Epic training montage of the past year! Let's also talk about what it takes to be an athlete.
Athlete is the highest ideal anyone can aspire to become in fitness. It is the highest potential a human being can reach.
In the Become an Athlete -article we listed the attributes that constitute the athletic ideal:
Being universally strong and adaptable are the major attributes of the athletic ideal. You want to be strong everywhere and be able to thrive in any environment you participate in.
Skill plays a great role in all sports, but the athleticism is the underlying meta-quality that will transfer to all sports and all physical activities known to man.
Take Kobe Bryant and basketball for example. There is a set of skills that you need to have in basketball, but basketball is not just about "basketball".
Basketball is also about the most efficient and effective ways to move in space, to stabilize and to explode.
When you look it that way, there is really not much difference between MMA, basketball or football. The goals of the games are different, but a great deal of the human movement is the same across the sports.
Basketball consists of series of human movements and specific basketball skills. It involves hundreds of universal meta-qualities and skills that are universally transferable.
If Kobe Bryant started MMA or any other sport tomorrow, he would already be hundreds of miles ahead of everyone else thanks to his athleticism.

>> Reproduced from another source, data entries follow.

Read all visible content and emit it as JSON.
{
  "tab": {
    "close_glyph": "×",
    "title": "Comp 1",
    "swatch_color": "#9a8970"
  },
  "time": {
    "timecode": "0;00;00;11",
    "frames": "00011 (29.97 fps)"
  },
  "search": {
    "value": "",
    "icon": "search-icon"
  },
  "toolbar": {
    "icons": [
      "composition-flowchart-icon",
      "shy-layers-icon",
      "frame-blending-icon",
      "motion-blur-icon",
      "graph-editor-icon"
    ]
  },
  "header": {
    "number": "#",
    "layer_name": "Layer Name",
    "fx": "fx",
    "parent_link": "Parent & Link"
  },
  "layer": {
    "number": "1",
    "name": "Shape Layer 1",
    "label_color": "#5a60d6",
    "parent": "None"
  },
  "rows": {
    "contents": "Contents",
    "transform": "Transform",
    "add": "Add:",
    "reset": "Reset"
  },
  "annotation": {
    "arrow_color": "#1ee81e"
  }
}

These meta-qualities that are universal and transferable are what VAHVA Fitness is about. We want you to develop qualities that you can carry to any aspect of life even when your interests change.

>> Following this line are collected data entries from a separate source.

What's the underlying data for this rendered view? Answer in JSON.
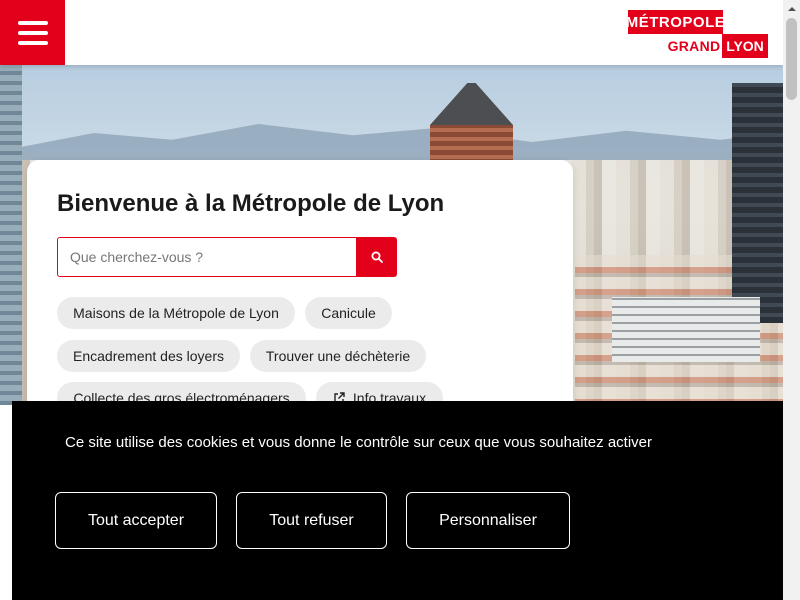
{
  "header": {
    "logo": {
      "top": "MÉTROPOLE",
      "grand": "GRAND",
      "lyon": "LYON"
    }
  },
  "main": {
    "title": "Bienvenue à la Métropole de Lyon",
    "search": {
      "placeholder": "Que cherchez-vous ?",
      "value": ""
    },
    "quick_links": [
      "Maisons de la Métropole de Lyon",
      "Canicule",
      "Encadrement des loyers",
      "Trouver une déchèterie",
      "Collecte des gros électroménagers",
      "Info travaux"
    ]
  },
  "cookie_banner": {
    "message": "Ce site utilise des cookies et vous donne le contrôle sur ceux que vous souhaitez activer",
    "accept_label": "Tout accepter",
    "refuse_label": "Tout refuser",
    "customize_label": "Personnaliser"
  },
  "colors": {
    "brand_red": "#e2001a",
    "banner_bg": "#000000"
  },
  "icons": {
    "menu": "hamburger-menu-icon",
    "search": "search-icon",
    "external": "external-link-icon",
    "scroll_up": "chevron-up-icon"
  }
}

If you look at any other style of strength training, they are more focused on skills than actually building strength or other attributes in their muscles.
Calisthenics practitioners don't focus on strengthening the muscles - they focus on the skills such as muscle ups, pull ups and dips.

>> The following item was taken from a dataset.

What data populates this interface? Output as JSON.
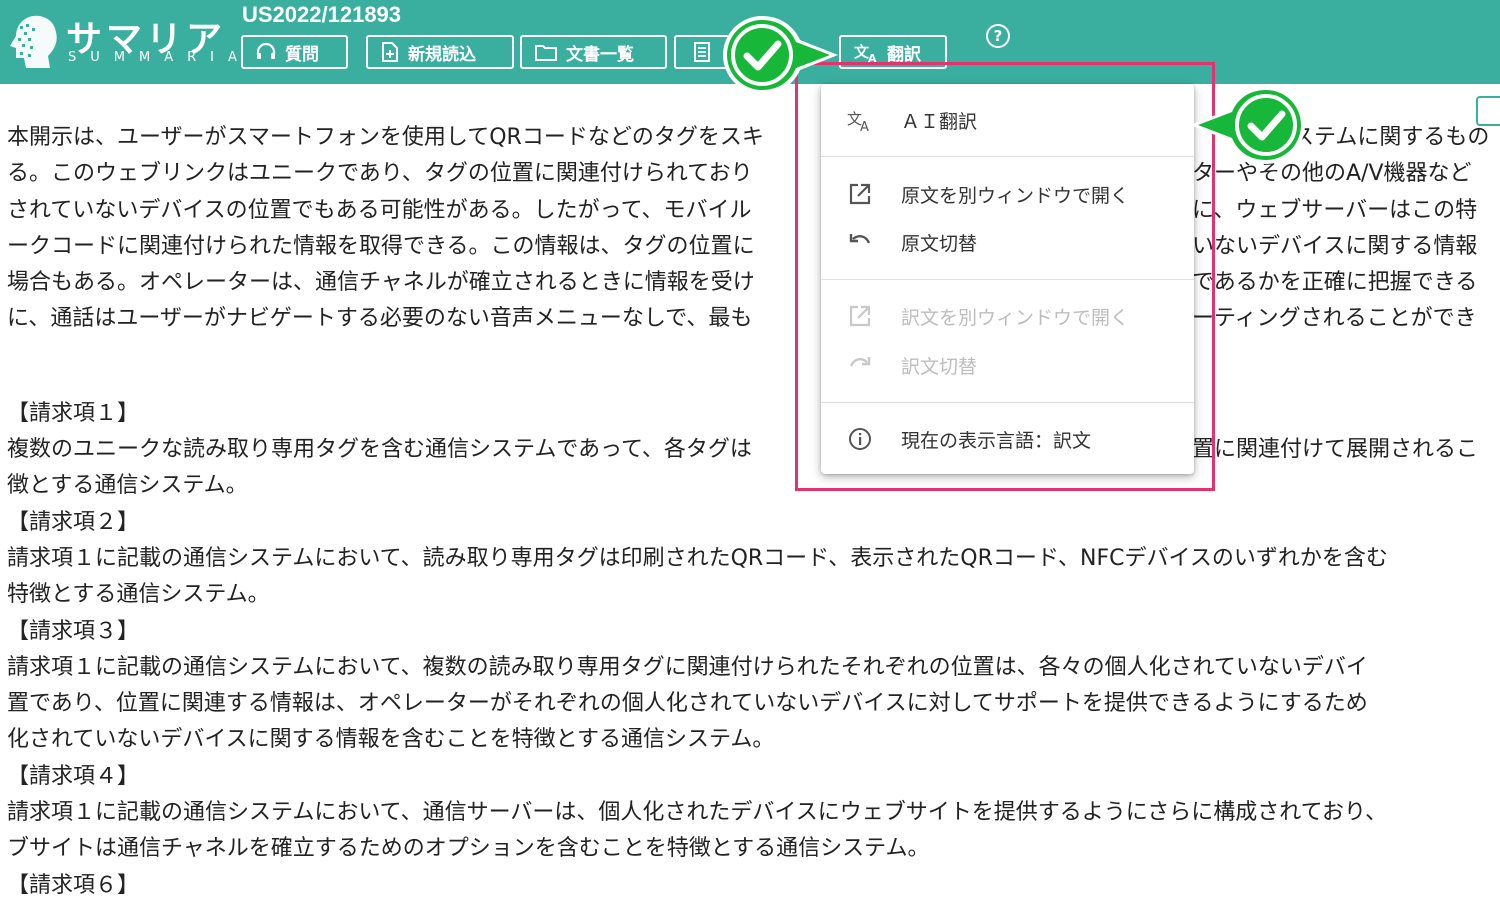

Powerlifters focus on the lifts of powerlifting and they aren't focused on strengthening the lateral glutes.
Even many movement practitioners are missing the point and their focus is set externally on handstands and many other skills, instead of internally strengthening the body.
You can't fake it, you have to do the work!
The athletic physique cannot be reached by trying to fake it by focusing on aesthetics and looks alone.
The athlete's body is the reflection of the athlete's physical attributes.
In other words, the only way to achieve the athletic body is to focus on well-rounded functionality, posture and performance.
This is why we are not doing pure bodybuilding or why none of our training programs focus primarily on size or aesthetics. Size and aesthetics will come but only as a nice side product.
The appearance of the body is the side product, the reflection, of your physical capabilities. Once you grow stronger and more mobile, your body will naturally reflect that fact! All the bodybuilders like Arnold that looked "good" were also athletic.
Aspiring to be an athlete is in everyone's reach. It's not about your current level of fitness - it's about the limitless mindset towards fitness.
It's about aiming in the right target and changing how you see and construct your training. It's about prioritizing the right things and doing the necessary steps to move closer to your highest ideal.
To be honest, bodybuilding and "aesthetics" are getting out of style. Why settle for poor results when you can be the "real deal"?